When Local Businesses Get It Wrong

Disclaimer: These are my views as a customer, a member of the Lawrence community and especially as a sports blogger. These issues are relevant to me as a potential future sports administrator and as a member of the local social media community and therefore relevant to some of my Twitter followers.

One of the first rules for journalists is: don’t steal ideas without attributing them.

This is not only frowned upon, but it also has a few ethical issues that can even isolate you from your community.

For businesses, stealing copyrights can get you sued. And then other times, it can put you in the middle of a controversy.

Somebody at Joe College had the not-so-bright idea of creating a shirt that had this on the front:

If you’re one of the two Kansas fans that bought this shirt, shame on you.  However, this blog isn’t about the consumer, it’s about the reaction of Joe College.
On February 8th, Phog.net posted a thread about this t-shirt and pointed out the obvious racist statement of this t-shirt.  I noticed the thread when it was on its third page.
I quickly sent @Joe_College on Twitter a message with the following:

I got the following response:

That’s a great response. However, I didn’t see it until last night. Why?

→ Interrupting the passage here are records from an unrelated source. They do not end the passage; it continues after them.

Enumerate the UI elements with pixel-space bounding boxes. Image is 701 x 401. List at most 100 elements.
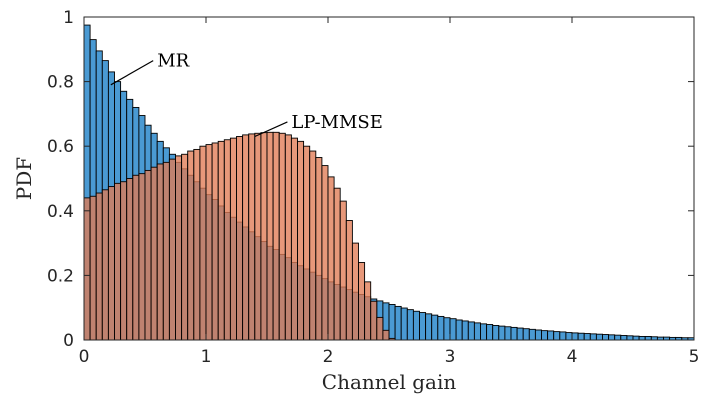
bar-mr — [486, 324, 494, 341]
y-tick-label: 1 — [63, 8, 74, 28]
bar-lp-mmse — [248, 133, 256, 341]
bar-lp-mmse — [297, 140, 305, 341]
y-tick-label: 0.8 — [47, 73, 74, 93]
bar-lp-mmse — [199, 145, 207, 341]
bar-mr — [626, 335, 634, 341]
y-tick-label: 0.2 — [47, 266, 74, 286]
bar-lp-mmse — [303, 145, 311, 341]
bar-lp-mmse — [358, 262, 366, 341]
annotations: MR LP-MMSE — [110, 51, 383, 138]
bar-lp-mmse — [272, 131, 280, 341]
bar-lp-mmse — [193, 148, 201, 341]
axes-frame — [83, 16, 695, 341]
bar-lp-mmse — [321, 165, 329, 341]
bar-mr — [498, 325, 506, 341]
bar-mr — [632, 335, 640, 341]
bar-mr — [638, 335, 646, 341]
bar-lp-mmse — [181, 153, 189, 341]
bar-lp-mmse — [114, 182, 122, 341]
y-tick-label: 0.6 — [47, 137, 74, 157]
bar-lp-mmse — [120, 181, 128, 341]
bar-lp-mmse — [351, 242, 359, 341]
bar-lp-mmse — [126, 178, 134, 341]
x-tick-label: 5 — [689, 347, 700, 367]
bar-lp-mmse — [187, 150, 195, 341]
annotation-label: MR — [157, 51, 189, 72]
bar-lp-mmse — [364, 281, 372, 341]
bar-lp-mmse — [168, 158, 176, 341]
bar-mr — [528, 328, 536, 341]
bar-lp-mmse — [107, 186, 115, 341]
bar-mr — [608, 334, 616, 341]
bar-mr — [614, 334, 622, 341]
bar-lp-mmse — [254, 132, 262, 341]
bar-mr — [419, 312, 427, 341]
bar-mr — [394, 305, 402, 341]
bar-mr — [553, 331, 561, 341]
bar-mr — [431, 314, 439, 341]
bar-lp-mmse — [345, 220, 353, 341]
bar-lp-mmse — [290, 137, 298, 341]
bar-mr — [467, 321, 475, 341]
x-tick-label: 1 — [201, 347, 212, 367]
bar-lp-mmse — [162, 161, 170, 341]
bar-mr — [571, 332, 579, 341]
bar-lp-mmse — [327, 176, 335, 341]
annotation-label: LP-MMSE — [291, 112, 383, 133]
bar-lp-mmse — [156, 163, 164, 341]
bar-lp-mmse — [260, 132, 268, 341]
bar-mr — [437, 315, 445, 341]
bar-lp-mmse — [266, 131, 274, 341]
bar-lp-mmse — [101, 189, 109, 341]
bar-mr — [480, 323, 488, 341]
annotation-leader-line — [110, 60, 154, 86]
bar-mr — [620, 335, 628, 341]
bar-lp-mmse — [376, 316, 384, 341]
bar-mr — [565, 332, 573, 341]
bar-lp-mmse — [138, 173, 146, 341]
bar-mr — [522, 328, 530, 341]
x-axis-label: Channel gain — [322, 370, 457, 394]
bar-lp-mmse — [83, 197, 91, 341]
x-tick-label: 4 — [567, 347, 578, 367]
bar-mr — [534, 329, 542, 341]
bar-mr — [602, 334, 610, 341]
bar-lp-mmse — [382, 329, 390, 341]
bar-mr — [412, 310, 420, 341]
bar-lp-mmse — [205, 144, 213, 341]
bar-mr — [443, 317, 451, 341]
x-tick-label: 3 — [445, 347, 456, 367]
bar-mr — [400, 307, 408, 341]
bar-mr — [504, 326, 512, 341]
bar-mr — [388, 304, 396, 341]
bar-mr — [595, 333, 603, 341]
bar-lp-mmse — [211, 142, 219, 341]
bar-lp-mmse — [339, 200, 347, 341]
bar-lp-mmse — [242, 134, 250, 341]
bar-mr — [516, 327, 524, 341]
x-tick-label: 0 — [79, 347, 90, 367]
bar-lp-mmse — [223, 139, 231, 341]
bar-mr — [510, 326, 518, 341]
bar-mr — [455, 319, 463, 341]
bar-lp-mmse — [144, 169, 152, 341]
bar-lp-mmse — [236, 136, 244, 341]
bar-mr — [559, 331, 567, 341]
bar-mr — [461, 320, 469, 341]
bar-mr — [583, 333, 591, 341]
bar-mr — [425, 313, 433, 341]
bar-lp-mmse — [95, 192, 103, 341]
x-tick-label: 2 — [323, 347, 334, 367]
y-tick-label: 0.4 — [47, 202, 74, 222]
annotation-leader-line — [254, 121, 288, 138]
bar-lp-mmse — [229, 137, 237, 341]
axis-ticks: 0 1 2 3 4 5 0 0.2 0.4 0.6 0.8 1 — [47, 8, 699, 367]
bar-mr — [406, 309, 414, 341]
bar-mr — [492, 325, 500, 341]
bar-lp-mmse — [278, 132, 286, 341]
bar-lp-mmse — [284, 134, 292, 341]
y-tick-label: 0 — [63, 331, 74, 351]
bar-mr — [644, 335, 652, 341]
bar-lp-mmse — [370, 300, 378, 341]
bar-lp-mmse — [89, 195, 97, 341]
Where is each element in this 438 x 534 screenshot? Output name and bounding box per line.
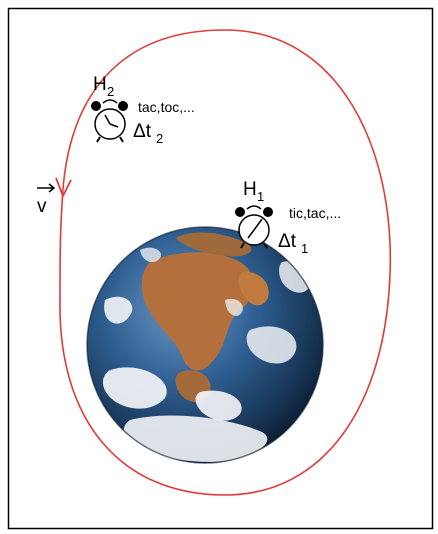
earth-globe bbox=[86, 226, 324, 464]
alarm-clock-icon bbox=[235, 205, 273, 249]
clock-h1: H 1 tic,tac,... Δt 1 bbox=[235, 179, 341, 256]
land-arabia bbox=[238, 271, 269, 306]
clock-h1-delta-symbol: Δt bbox=[278, 231, 297, 252]
vector-arrow-icon bbox=[37, 183, 56, 193]
land-europe bbox=[175, 232, 252, 257]
clock-h2: H 2 tac,toc,... Δt 2 bbox=[91, 74, 195, 146]
clock-h1-index: 1 bbox=[257, 189, 264, 204]
orbit-direction-arrow bbox=[55, 177, 72, 197]
clock-h1-sound: tic,tac,... bbox=[289, 205, 341, 221]
clock-h2-delta-symbol: Δt bbox=[133, 121, 152, 142]
velocity-label: v bbox=[37, 183, 56, 217]
clock-h2-name: H bbox=[93, 74, 107, 95]
clock-h2-index: 2 bbox=[107, 84, 114, 99]
velocity-symbol: v bbox=[37, 196, 47, 217]
clock-h1-delta-index: 1 bbox=[301, 241, 308, 256]
clock-h2-delta-index: 2 bbox=[156, 131, 163, 146]
alarm-clock-icon bbox=[91, 99, 128, 143]
diagram-frame bbox=[7, 7, 434, 530]
land-africa bbox=[141, 252, 254, 371]
clock-h1-name: H bbox=[243, 179, 257, 200]
clock-h2-sound: tac,toc,... bbox=[138, 99, 195, 115]
orbit-path bbox=[55, 29, 392, 496]
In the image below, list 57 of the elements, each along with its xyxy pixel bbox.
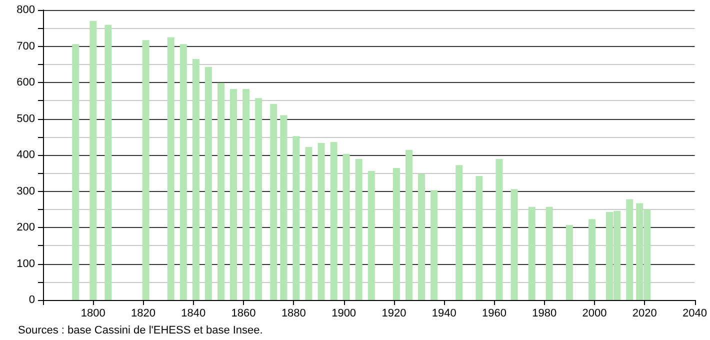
bar <box>405 150 412 300</box>
bar <box>528 206 536 300</box>
bar <box>330 142 338 300</box>
bar <box>496 158 503 300</box>
bar <box>566 224 573 300</box>
bar <box>280 115 288 300</box>
bar <box>418 174 426 300</box>
bar <box>456 165 463 300</box>
bar <box>204 66 212 300</box>
bar <box>368 170 375 300</box>
x-tick-label: 1920 <box>382 308 406 320</box>
x-tick-label: 1980 <box>532 308 557 320</box>
bar <box>626 199 634 300</box>
source-note: Sources : base Cassini de l'EHESS et base Insee. <box>18 324 263 336</box>
bar <box>104 24 112 300</box>
bar <box>318 143 325 300</box>
bar <box>180 44 187 300</box>
bar <box>510 189 518 300</box>
x-tick-label: 2020 <box>632 308 657 320</box>
x-tick-label: 2000 <box>582 308 607 320</box>
x-tick-label: 1960 <box>482 308 506 320</box>
bar <box>476 176 483 300</box>
bar <box>192 58 200 300</box>
bar <box>270 104 278 300</box>
y-tick-label: 600 <box>16 76 35 88</box>
x-tick-label: 1880 <box>281 308 306 320</box>
bar <box>72 44 80 300</box>
y-tick-label: 500 <box>16 112 35 125</box>
bar <box>292 136 300 300</box>
bar <box>90 20 97 300</box>
bar <box>142 40 150 300</box>
bar <box>355 158 362 300</box>
y-tick-label: 100 <box>16 258 35 270</box>
bar <box>255 98 262 300</box>
y-tick-label: 400 <box>16 149 35 161</box>
x-tick-label: 1940 <box>432 308 456 320</box>
bar <box>242 89 250 300</box>
bar <box>546 206 553 300</box>
y-tick-label: 0 <box>28 294 35 306</box>
bar <box>588 219 596 300</box>
bar <box>167 37 174 300</box>
bar <box>392 168 400 300</box>
bar <box>230 89 238 300</box>
x-tick-label: 2040 <box>682 308 708 320</box>
bar <box>342 154 350 300</box>
y-tick-label: 800 <box>16 4 35 16</box>
y-tick-label: 700 <box>16 40 35 52</box>
x-tick-label: 1840 <box>181 308 206 320</box>
bar <box>217 82 224 300</box>
x-tick-label: 1820 <box>131 308 156 320</box>
x-tick-label: 1900 <box>332 308 356 320</box>
x-tick-label: 1860 <box>231 308 256 320</box>
x-tick-label: 1800 <box>80 308 106 320</box>
y-tick-label: 300 <box>16 185 35 198</box>
bar <box>305 147 312 300</box>
bar <box>430 190 438 300</box>
y-tick-label: 200 <box>16 222 35 234</box>
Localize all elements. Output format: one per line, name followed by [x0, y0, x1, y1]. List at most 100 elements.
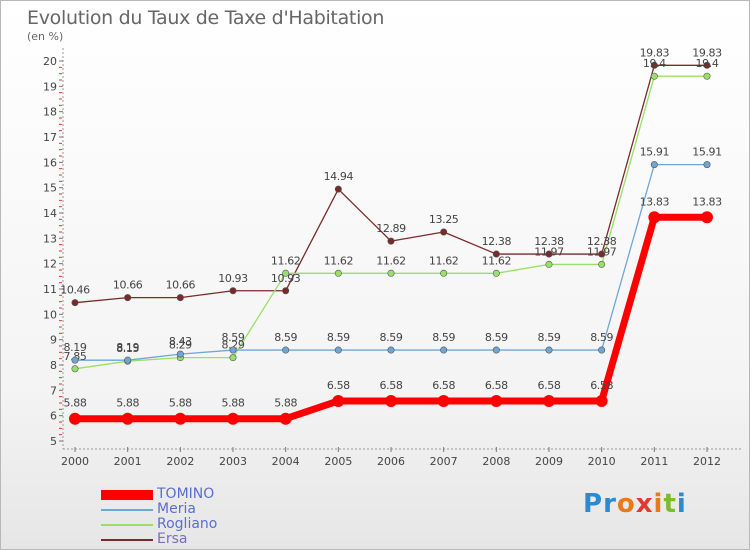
- data-label-rogliano: 11.97: [534, 245, 564, 258]
- logo-letter: r: [603, 489, 617, 519]
- y-tick-label: 17: [43, 131, 57, 144]
- data-point-ersa: [176, 294, 184, 302]
- y-tick-label: 8: [50, 359, 57, 372]
- data-label-tomino: 6.58: [538, 379, 561, 392]
- data-point-meria: [650, 161, 658, 169]
- data-label-tomino: 6.58: [380, 379, 403, 392]
- data-point-meria: [545, 346, 553, 354]
- y-tick-label: 7: [50, 384, 57, 397]
- legend-label: TOMINO: [157, 486, 215, 502]
- data-label-meria: 8.59: [222, 331, 245, 344]
- data-point-ersa: [598, 250, 606, 258]
- data-point-ersa: [545, 250, 553, 258]
- data-point-tomino: [227, 412, 239, 425]
- data-label-ersa: 14.94: [324, 170, 354, 183]
- logo-letter: o: [616, 489, 636, 519]
- data-point-rogliano: [440, 269, 448, 277]
- chart-title: Evolution du Taux de Taxe d'Habitation: [27, 7, 385, 29]
- legend-label: Meria: [157, 501, 196, 517]
- data-point-rogliano: [229, 354, 237, 362]
- data-point-rogliano: [71, 365, 79, 373]
- data-point-ersa: [492, 250, 500, 258]
- legend: TOMINO Meria Rogliano Ersa: [101, 487, 217, 547]
- data-point-tomino: [701, 211, 713, 224]
- data-label-tomino: 6.58: [327, 379, 350, 392]
- legend-label: Ersa: [157, 531, 188, 547]
- data-point-tomino: [648, 211, 661, 224]
- y-tick-label: 5: [50, 435, 57, 448]
- data-label-meria: 8.19: [64, 341, 87, 354]
- logo-letter: t: [663, 489, 677, 519]
- y-tick-label: 10: [43, 308, 57, 321]
- legend-swatch: [101, 508, 153, 511]
- logo-letter: i: [653, 489, 664, 519]
- data-label-tomino: 5.88: [222, 397, 245, 410]
- data-point-rogliano: [598, 260, 606, 268]
- data-label-tomino: 6.58: [432, 379, 455, 392]
- legend-item-rogliano: Rogliano: [101, 517, 217, 532]
- data-point-tomino: [543, 394, 555, 407]
- data-label-ersa: 10.46: [60, 284, 90, 297]
- x-tick-label: 2005: [324, 455, 352, 468]
- data-point-tomino: [490, 394, 503, 407]
- data-point-ersa: [124, 294, 132, 302]
- logo-letter: x: [635, 489, 654, 519]
- data-label-rogliano: 8.29: [169, 339, 192, 352]
- data-label-meria: 8.59: [274, 331, 297, 344]
- chart-subtitle: (en %): [27, 30, 64, 43]
- data-label-ersa: 12.38: [587, 235, 617, 248]
- data-label-meria: 8.59: [538, 331, 561, 344]
- data-point-tomino: [385, 394, 397, 407]
- data-label-tomino: 5.88: [274, 397, 297, 410]
- x-tick-label: 2000: [61, 455, 89, 468]
- data-label-ersa: 19.83: [692, 46, 722, 59]
- data-label-tomino: 13.83: [640, 195, 670, 208]
- data-label-meria: 15.91: [640, 146, 670, 159]
- data-point-rogliano: [492, 269, 500, 277]
- data-label-ersa: 19.83: [640, 46, 670, 59]
- data-point-ersa: [71, 299, 79, 307]
- data-point-meria: [492, 346, 500, 354]
- x-tick-label: 2009: [535, 455, 563, 468]
- x-tick-label: 2002: [166, 455, 194, 468]
- data-point-meria: [282, 346, 290, 354]
- data-label-rogliano: 11.62: [376, 254, 406, 267]
- data-point-tomino: [595, 394, 608, 407]
- data-label-ersa: 12.38: [534, 235, 564, 248]
- legend-swatch: [101, 489, 153, 500]
- data-label-rogliano: 19.4: [696, 57, 719, 70]
- y-tick-label: 12: [43, 258, 57, 271]
- data-label-tomino: 5.88: [116, 397, 139, 410]
- data-point-rogliano: [650, 72, 658, 80]
- data-point-tomino: [69, 412, 81, 425]
- data-point-tomino: [279, 412, 292, 425]
- data-label-ersa: 10.66: [113, 279, 143, 292]
- data-point-ersa: [387, 237, 395, 245]
- data-label-meria: 8.19: [116, 341, 139, 354]
- data-label-meria: 15.91: [692, 146, 722, 159]
- y-tick-label: 13: [43, 232, 57, 245]
- data-point-tomino: [174, 412, 187, 425]
- y-tick-label: 20: [43, 55, 57, 68]
- legend-item-ersa: Ersa: [101, 532, 217, 547]
- data-point-ersa: [650, 61, 658, 69]
- x-tick-label: 2011: [640, 455, 668, 468]
- data-label-rogliano: 19.4: [643, 57, 666, 70]
- data-point-rogliano: [387, 269, 395, 277]
- data-label-rogliano: 11.62: [429, 254, 459, 267]
- data-point-rogliano: [545, 260, 553, 268]
- data-label-tomino: 5.88: [169, 397, 192, 410]
- data-point-ersa: [229, 287, 237, 295]
- data-label-meria: 8.59: [432, 331, 455, 344]
- y-tick-label: 18: [43, 106, 57, 119]
- data-label-meria: 8.59: [485, 331, 508, 344]
- y-tick-label: 16: [43, 156, 57, 169]
- data-label-ersa: 12.38: [482, 235, 512, 248]
- data-point-meria: [440, 346, 448, 354]
- x-tick-label: 2001: [114, 455, 142, 468]
- data-point-rogliano: [282, 269, 290, 277]
- data-label-rogliano: 8.29: [222, 339, 245, 352]
- y-tick-label: 14: [43, 207, 57, 220]
- data-label-tomino: 6.58: [590, 379, 613, 392]
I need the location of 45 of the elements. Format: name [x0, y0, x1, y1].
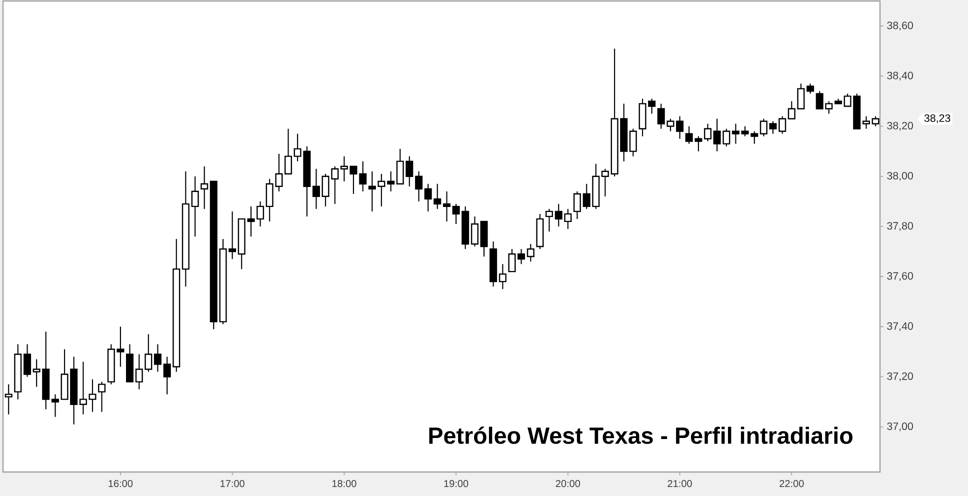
x-tick-label: 22:00	[780, 480, 804, 488]
x-tick-label: 18:00	[332, 480, 356, 488]
candlestick	[498, 264, 506, 290]
candlestick	[415, 170, 423, 202]
y-tick-label: 38,20	[887, 122, 913, 131]
x-tick-label: 20:00	[556, 480, 580, 488]
x-tick-label: 16:00	[108, 480, 133, 488]
candlestick	[629, 128, 637, 157]
candlestick	[191, 176, 199, 238]
y-tick-label: 37,40	[887, 322, 913, 332]
candlestick	[284, 128, 292, 174]
y-tick-label: 38,00	[887, 172, 913, 181]
text: Petróleo West Texas - Perfil intradiario	[429, 426, 852, 444]
x-tick-label: 21:00	[668, 480, 692, 488]
candlestick	[704, 123, 712, 142]
candlestick	[51, 394, 60, 418]
candlestick	[545, 208, 553, 232]
candlestick	[518, 248, 526, 265]
candlestick	[24, 344, 32, 378]
candlestick	[676, 116, 684, 140]
candlestick	[508, 248, 516, 272]
candlestick	[601, 168, 609, 197]
candlestick	[359, 160, 367, 192]
candlestick	[443, 190, 451, 222]
y-tick-label: 37,80	[887, 222, 913, 231]
candlestick	[387, 170, 395, 192]
y-tick-label: 38,60	[887, 22, 913, 30]
y-tick-label: 37,60	[887, 272, 913, 281]
candlestick	[312, 168, 320, 210]
candlestick	[470, 216, 478, 248]
candlestick	[154, 344, 162, 372]
candlestick	[526, 243, 534, 262]
text: 38,23	[924, 114, 950, 124]
y-tick-label: 38,40	[887, 72, 913, 81]
y-tick-label: 37,00	[887, 422, 913, 432]
candlestick	[98, 381, 106, 412]
candlestick	[573, 190, 581, 220]
candlestick	[750, 130, 758, 144]
x-tick-label: 19:00	[444, 480, 468, 488]
candlestick	[200, 166, 208, 210]
candlestick	[862, 116, 870, 130]
candlestick	[806, 83, 814, 94]
y-tick-label: 37,20	[887, 372, 913, 382]
x-tick-label: 17:00	[220, 480, 244, 488]
candlestick	[778, 116, 786, 134]
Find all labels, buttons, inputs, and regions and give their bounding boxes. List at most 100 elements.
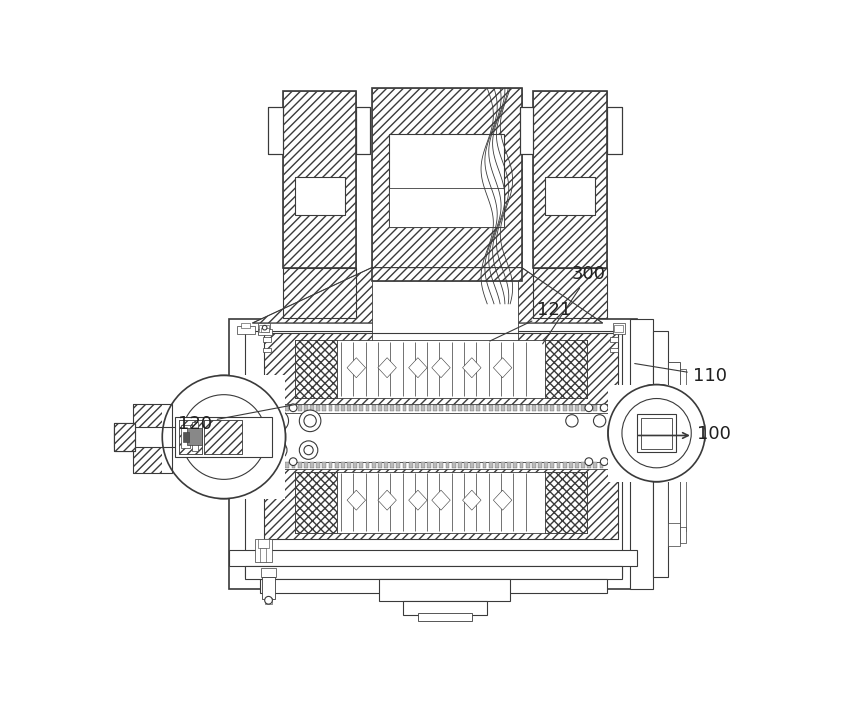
Bar: [265, 598, 271, 604]
Bar: [390, 405, 393, 411]
Circle shape: [600, 404, 607, 412]
Bar: [544, 472, 586, 534]
Bar: [263, 348, 270, 352]
Bar: [297, 463, 301, 467]
Bar: [254, 538, 271, 562]
Bar: [494, 463, 499, 467]
Bar: [262, 577, 275, 599]
Bar: [533, 268, 606, 318]
Bar: [353, 405, 356, 411]
Bar: [482, 463, 486, 467]
Bar: [636, 414, 675, 453]
Bar: [488, 405, 492, 411]
Bar: [162, 375, 285, 498]
Bar: [379, 579, 510, 601]
Circle shape: [592, 415, 605, 427]
Bar: [268, 108, 282, 154]
Bar: [652, 330, 667, 577]
Circle shape: [264, 596, 272, 604]
Circle shape: [622, 399, 691, 467]
Bar: [359, 405, 362, 411]
Bar: [433, 405, 437, 411]
Bar: [263, 333, 617, 406]
Polygon shape: [462, 358, 480, 378]
Bar: [263, 462, 617, 470]
Bar: [544, 176, 594, 215]
Bar: [179, 420, 202, 454]
Bar: [667, 361, 679, 538]
Bar: [606, 108, 622, 154]
Bar: [365, 463, 369, 467]
Bar: [257, 538, 269, 548]
Bar: [294, 340, 586, 398]
Bar: [294, 340, 337, 398]
Bar: [402, 601, 486, 615]
Bar: [544, 340, 586, 398]
Circle shape: [274, 404, 282, 412]
Polygon shape: [377, 490, 396, 510]
Bar: [291, 463, 295, 467]
Bar: [245, 408, 622, 470]
Circle shape: [182, 394, 266, 479]
Polygon shape: [408, 490, 427, 510]
Bar: [592, 463, 597, 467]
Bar: [599, 405, 603, 411]
Polygon shape: [492, 490, 511, 510]
Bar: [408, 405, 412, 411]
Bar: [568, 405, 572, 411]
Circle shape: [274, 458, 282, 465]
Bar: [183, 432, 189, 441]
Circle shape: [304, 446, 313, 455]
Bar: [240, 323, 250, 328]
Bar: [679, 369, 685, 531]
Bar: [519, 108, 533, 154]
Bar: [574, 405, 579, 411]
Polygon shape: [347, 358, 365, 378]
Bar: [525, 405, 529, 411]
Bar: [347, 405, 350, 411]
Bar: [543, 405, 548, 411]
Bar: [187, 428, 202, 445]
Circle shape: [299, 441, 318, 459]
Bar: [340, 405, 344, 411]
Circle shape: [304, 415, 316, 427]
Bar: [408, 463, 412, 467]
Text: 300: 300: [542, 265, 605, 344]
Bar: [263, 337, 270, 342]
Bar: [203, 420, 242, 454]
Bar: [263, 404, 617, 413]
Bar: [282, 268, 356, 318]
Bar: [133, 404, 171, 473]
Bar: [388, 134, 504, 227]
Bar: [667, 523, 679, 546]
Bar: [599, 463, 603, 467]
Bar: [519, 108, 533, 154]
Bar: [427, 405, 430, 411]
Bar: [294, 472, 586, 534]
Bar: [533, 91, 606, 268]
Bar: [260, 579, 606, 593]
Polygon shape: [377, 358, 396, 378]
Bar: [537, 405, 542, 411]
Polygon shape: [431, 358, 449, 378]
Bar: [304, 463, 307, 467]
Bar: [420, 463, 424, 467]
Text: 110: 110: [634, 363, 726, 385]
Bar: [574, 463, 579, 467]
Bar: [294, 176, 344, 215]
Bar: [418, 613, 471, 621]
Bar: [610, 337, 617, 342]
Bar: [259, 325, 269, 333]
Bar: [133, 404, 171, 473]
Bar: [500, 405, 505, 411]
Bar: [175, 417, 271, 457]
Circle shape: [600, 458, 607, 465]
Bar: [610, 348, 617, 352]
Bar: [371, 88, 521, 280]
Bar: [463, 463, 468, 467]
Bar: [592, 405, 597, 411]
Circle shape: [262, 325, 267, 330]
Bar: [365, 405, 369, 411]
Bar: [291, 405, 295, 411]
Bar: [586, 463, 591, 467]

Because @Joe_College blocked me on Twitter following their receipt of my Tweet.

Which brings me to the first rule for local businesses on Twitter: don’t do that. And by that, I mean don’t block your potential clientele.

Also, don’t steal your t-shirt ideas from similar t-shirts aimed at different public figures that just happen to be Latino or Hispanic.

This isn’t the first time Joe College has stolen t-shirt designs and it won’t be the last.  I am Joe College’s potential clientele, as I am a student at the University of Kansas. However, they will no longer receive my business due to their isolation in social media.